The author is not known on this one. In the subtitle, Gath is a musical term of uncertain meaning. Perhaps it is a musical instrument. It is used in the subtitle of three different Psalms. Here, the Psalmist longs for God's dwelling place. This Psalm reminds me of the bumper sticker I saw, "My worst day of fishing is better than my best day at work." Verse 10 says, "For a day in Your courts is better than a thousand. I would rather be a doorkeeper in the house of my God Than dwell in the tents of wickedness." There's a promise in verse 11, "For the LORD God is a sun and shield; The LORD will give grace and glory; No good thing will He withhold From those who walk uprightly."

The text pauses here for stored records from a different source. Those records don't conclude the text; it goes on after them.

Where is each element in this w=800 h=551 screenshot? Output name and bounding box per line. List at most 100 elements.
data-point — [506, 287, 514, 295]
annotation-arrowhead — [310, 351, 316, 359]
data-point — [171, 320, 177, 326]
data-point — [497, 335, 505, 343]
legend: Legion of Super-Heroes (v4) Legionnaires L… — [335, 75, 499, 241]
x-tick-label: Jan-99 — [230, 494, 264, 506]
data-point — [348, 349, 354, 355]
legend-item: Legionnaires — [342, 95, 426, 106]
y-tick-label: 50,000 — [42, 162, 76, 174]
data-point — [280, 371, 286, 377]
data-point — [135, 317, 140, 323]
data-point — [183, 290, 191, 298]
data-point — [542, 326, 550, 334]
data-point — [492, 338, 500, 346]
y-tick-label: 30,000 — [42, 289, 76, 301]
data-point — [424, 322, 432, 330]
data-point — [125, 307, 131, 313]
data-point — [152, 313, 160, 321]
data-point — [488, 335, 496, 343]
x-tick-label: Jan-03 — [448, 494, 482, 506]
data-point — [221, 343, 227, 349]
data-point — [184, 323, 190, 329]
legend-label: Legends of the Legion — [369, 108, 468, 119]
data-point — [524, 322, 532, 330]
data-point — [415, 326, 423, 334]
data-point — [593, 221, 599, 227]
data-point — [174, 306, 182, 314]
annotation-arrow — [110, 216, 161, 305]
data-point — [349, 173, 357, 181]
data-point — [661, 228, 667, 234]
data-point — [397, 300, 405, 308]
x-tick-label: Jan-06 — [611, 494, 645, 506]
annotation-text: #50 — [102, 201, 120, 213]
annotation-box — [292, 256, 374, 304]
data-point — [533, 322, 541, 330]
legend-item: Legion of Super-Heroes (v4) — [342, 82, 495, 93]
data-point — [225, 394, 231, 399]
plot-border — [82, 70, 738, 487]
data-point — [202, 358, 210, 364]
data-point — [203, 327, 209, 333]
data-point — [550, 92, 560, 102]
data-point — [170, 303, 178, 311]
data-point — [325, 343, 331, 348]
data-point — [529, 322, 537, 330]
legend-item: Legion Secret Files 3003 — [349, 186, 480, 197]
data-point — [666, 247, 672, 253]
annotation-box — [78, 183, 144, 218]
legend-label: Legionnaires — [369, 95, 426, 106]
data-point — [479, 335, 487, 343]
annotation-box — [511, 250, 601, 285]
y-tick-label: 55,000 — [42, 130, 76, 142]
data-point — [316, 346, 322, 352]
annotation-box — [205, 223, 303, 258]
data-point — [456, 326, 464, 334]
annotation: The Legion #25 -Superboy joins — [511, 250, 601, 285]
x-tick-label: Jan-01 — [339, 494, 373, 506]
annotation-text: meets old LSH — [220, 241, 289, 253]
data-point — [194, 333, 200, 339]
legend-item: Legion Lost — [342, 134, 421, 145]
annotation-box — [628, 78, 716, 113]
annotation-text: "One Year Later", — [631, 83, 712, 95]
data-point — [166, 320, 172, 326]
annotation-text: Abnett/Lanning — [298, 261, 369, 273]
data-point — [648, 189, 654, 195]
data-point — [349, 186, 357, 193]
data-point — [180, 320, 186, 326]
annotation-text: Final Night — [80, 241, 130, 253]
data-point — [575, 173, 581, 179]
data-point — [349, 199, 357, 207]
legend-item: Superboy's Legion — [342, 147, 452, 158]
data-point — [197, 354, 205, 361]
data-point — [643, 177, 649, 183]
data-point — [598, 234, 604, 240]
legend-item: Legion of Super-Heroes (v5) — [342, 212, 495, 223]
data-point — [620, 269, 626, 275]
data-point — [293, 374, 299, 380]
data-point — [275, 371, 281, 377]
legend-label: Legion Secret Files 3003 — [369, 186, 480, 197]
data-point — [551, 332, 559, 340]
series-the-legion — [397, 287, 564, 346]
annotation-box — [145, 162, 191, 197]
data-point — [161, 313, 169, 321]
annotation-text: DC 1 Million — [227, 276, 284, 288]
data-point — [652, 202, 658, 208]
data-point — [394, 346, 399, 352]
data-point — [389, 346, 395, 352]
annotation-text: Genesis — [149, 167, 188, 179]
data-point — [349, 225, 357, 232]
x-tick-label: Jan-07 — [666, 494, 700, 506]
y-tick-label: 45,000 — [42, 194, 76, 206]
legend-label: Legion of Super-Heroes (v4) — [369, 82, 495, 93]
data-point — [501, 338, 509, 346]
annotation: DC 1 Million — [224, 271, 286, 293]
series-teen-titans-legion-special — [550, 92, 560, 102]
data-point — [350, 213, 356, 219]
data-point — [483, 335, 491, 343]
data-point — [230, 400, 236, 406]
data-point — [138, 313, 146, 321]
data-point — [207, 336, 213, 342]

A prayer for restoration (Psalm 85)
To the Chief Musician. A Psalm of the sons of Korah.
1 ¶ LORD, You have been favorable to Your land;
You have brought back the captivity of Jacob.
2 You have forgiven the iniquity of Your people;
You have covered all their sin.
3 You have taken away all Your wrath;
You have turned from the fierceness of Your anger.
4 Restore us, O God of our salvation,
And cause Your anger toward us to cease.
5 Will You be angry with us forever?
Will You prolong Your anger to all generations?
6 Will You not revive us again,
That Your people may rejoice in You?
7 Show us Your mercy, LORD,
And grant us Your salvation.
8 I will hear what God the LORD will speak,
For He will speak peace
To His people and to His saints;
But let them not turn back to folly.
9 Surely His salvation is near to those who fear Him,
That glory may dwell in our land.
10 Mercy and truth have met together;
Righteousness and peace have kissed.
11 Truth shall spring out of the earth,
And righteousness shall look down from heaven.
12 Yes, the LORD will give what is good;
And our land will yield its increase.
13 Righteousness will go before Him,
And shall make His footsteps our pathway.
The words of this Psalm have led many scholars to place its writing at the time of the return from Babylonian exile. The references to a return to the land do make sense in that context, and David is not named as its author. You may recall in Ezra and Nehemiah how zealous for God the people of Israel were during this period. Click here to see the introduction to I Chronicles for more insight into this era. However, perhaps it is prophetic from David himself. No one knows for certain.
Jerusalem is quite a place (Psalm 87)
A Psalm of the sons of Korah. A Song.
1 ¶ His foundation is in the holy mountains.
2 The LORD loves the gates of Zion
More than all the dwellings of Jacob.
3 Glorious things are spoken of you,
O city of God!
4 “I will make mention of Rahab and Babylon to those who know Me;
Behold, O Philistia and Tyre, with Ethiopia:
‘This one was born there.’|”
5 And of Zion it will be said,
“This one and that one were born in her;
And the Most High Himself shall establish her.”
6 The LORD will record,
When He registers the peoples:
“This one was born there.”
7 Both the singers and the players on instruments say,
“All my springs are in you.”
It's the city God founded, and there is no city like it on the earth. Jerusalem is presented here as a city of prestige. "Holy mountains" (verse 1), "Zion" (verse 2) and "city of God" (verse 3) are all distinct references to Jerusalem as the center of worship. The name "Rahab" in verse 4 is a reference to Egypt as it is also in Psalm 89:10 (see notes). This definitely places this Psalm to have been written in a time period after David established Jerusalem as the home of the Ark of the Covenant (II Samuel 6, see notes). This Psalm goes prophetic in verse 3, indicating the future glory of Jerusalem as the central city of the world. This is certainly a reference to the fact that prophetic writings and utterances from the prophets place Jerusalem as the point on the earth from which the Messiah will reign and the Davidic throne will be established.